This project showcases a robust AI/ML solution developed for the Ethiopian Meteorology Institute during my tenure at the Ethiopian Artificial Intelligence Institute. The objective was to significantly enhance the accuracy and efficiency of weather forecasting across Ethiopia, providing critical insights for various sectors including agriculture and disaster preparedness.
Project Highlights:
- Extensive Data Utilization: Leveraged 65 years of historical weather data collected from 22 distinct stations across Ethiopia. The dataset included various meteorological parameters such as relative humidity, maximum temperature, minimum temperature, precipitation, and sunshine hours.
- Comprehensive Machine Learning Pipeline: Implemented a standard machine learning workflow, encompassing:
- Raw Data Preparation: Converted raw data into daily time-series, handling averaging of features and correcting for missing dates by filling with NaN values.

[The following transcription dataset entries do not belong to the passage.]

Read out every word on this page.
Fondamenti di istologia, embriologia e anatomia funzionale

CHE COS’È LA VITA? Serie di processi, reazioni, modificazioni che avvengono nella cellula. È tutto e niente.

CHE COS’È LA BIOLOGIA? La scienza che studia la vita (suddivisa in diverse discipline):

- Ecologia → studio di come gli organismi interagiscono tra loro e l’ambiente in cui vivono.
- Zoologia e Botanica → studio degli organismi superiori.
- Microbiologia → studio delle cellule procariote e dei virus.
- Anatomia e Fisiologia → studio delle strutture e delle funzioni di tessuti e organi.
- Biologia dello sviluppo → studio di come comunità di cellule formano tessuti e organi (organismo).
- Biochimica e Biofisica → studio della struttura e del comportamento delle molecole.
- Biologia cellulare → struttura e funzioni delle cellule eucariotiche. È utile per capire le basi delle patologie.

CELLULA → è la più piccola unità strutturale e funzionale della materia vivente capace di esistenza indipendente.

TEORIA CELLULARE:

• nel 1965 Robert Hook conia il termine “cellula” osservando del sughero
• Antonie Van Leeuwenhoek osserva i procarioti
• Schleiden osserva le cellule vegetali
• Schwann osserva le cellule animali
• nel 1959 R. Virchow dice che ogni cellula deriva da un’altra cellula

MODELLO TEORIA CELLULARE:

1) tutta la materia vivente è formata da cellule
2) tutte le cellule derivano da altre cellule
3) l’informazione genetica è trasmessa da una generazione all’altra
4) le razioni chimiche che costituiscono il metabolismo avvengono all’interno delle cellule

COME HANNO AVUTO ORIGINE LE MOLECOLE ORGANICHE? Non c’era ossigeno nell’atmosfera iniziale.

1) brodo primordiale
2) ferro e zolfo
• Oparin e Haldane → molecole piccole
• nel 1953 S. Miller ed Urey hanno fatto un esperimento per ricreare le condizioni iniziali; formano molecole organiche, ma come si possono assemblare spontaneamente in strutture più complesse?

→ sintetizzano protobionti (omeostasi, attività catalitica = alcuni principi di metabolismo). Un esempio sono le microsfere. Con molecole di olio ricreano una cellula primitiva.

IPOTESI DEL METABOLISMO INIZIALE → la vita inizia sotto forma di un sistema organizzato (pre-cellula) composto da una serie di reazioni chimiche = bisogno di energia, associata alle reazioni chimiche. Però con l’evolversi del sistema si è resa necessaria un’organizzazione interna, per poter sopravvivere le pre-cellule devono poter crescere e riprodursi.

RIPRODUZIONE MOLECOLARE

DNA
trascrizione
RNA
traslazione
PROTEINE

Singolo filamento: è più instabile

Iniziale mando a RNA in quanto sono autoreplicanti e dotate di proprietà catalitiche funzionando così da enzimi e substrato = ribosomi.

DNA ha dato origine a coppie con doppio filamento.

- Missing Value Imputation: Employed back and forward fill techniques for missing values, and strategically dropped features like wind speed due to high missing data percentages (21.45%) to maintain model integrity.
- Exploratory Data Analysis (EDA): Conducted in-depth EDA to understand data patterns, seasonality, and distributions of weather variables such as precipitation, minimum/maximum temperature, relative humidity, and sunshine hours. Identified high correlations between relative humidity, maximum temperature, and sunshine hours.
- Data Preprocessing: Performed white noise checks to confirm predictability of temperature data and utilized SVM for outlier detection and cleaning to ensure data quality. Data smoothing was applied using moving averages.
- Model Training and Evaluation: Developed and trained advanced deep learning models, including Stacked LSTM, BiLSTM, and ConvLSTM, for both univariate and multivariate time series predictions. The models were rigorously evaluated using metrics such as RMSE, MAE, R2 score, and Bias.
- Impactful Results: Achieved high R2 scores for temperature predictions across multiple stations (e.g., Jimma: 0.96 for min/max temperature; Robe: 0.97 for min temperature, 0.96 for max temperature), demonstrating strong predictive accuracy. While precipitation proved to be a random walk signal and thus not predictable, the temperature models showed excellent performance. Forecasts were visualized geographically to provide actionable insights for specific dates.
This project highlights my expertise in applied machine learning, time series analysis, data preprocessing, and delivering impactful AI solutions in a real-world governmental context.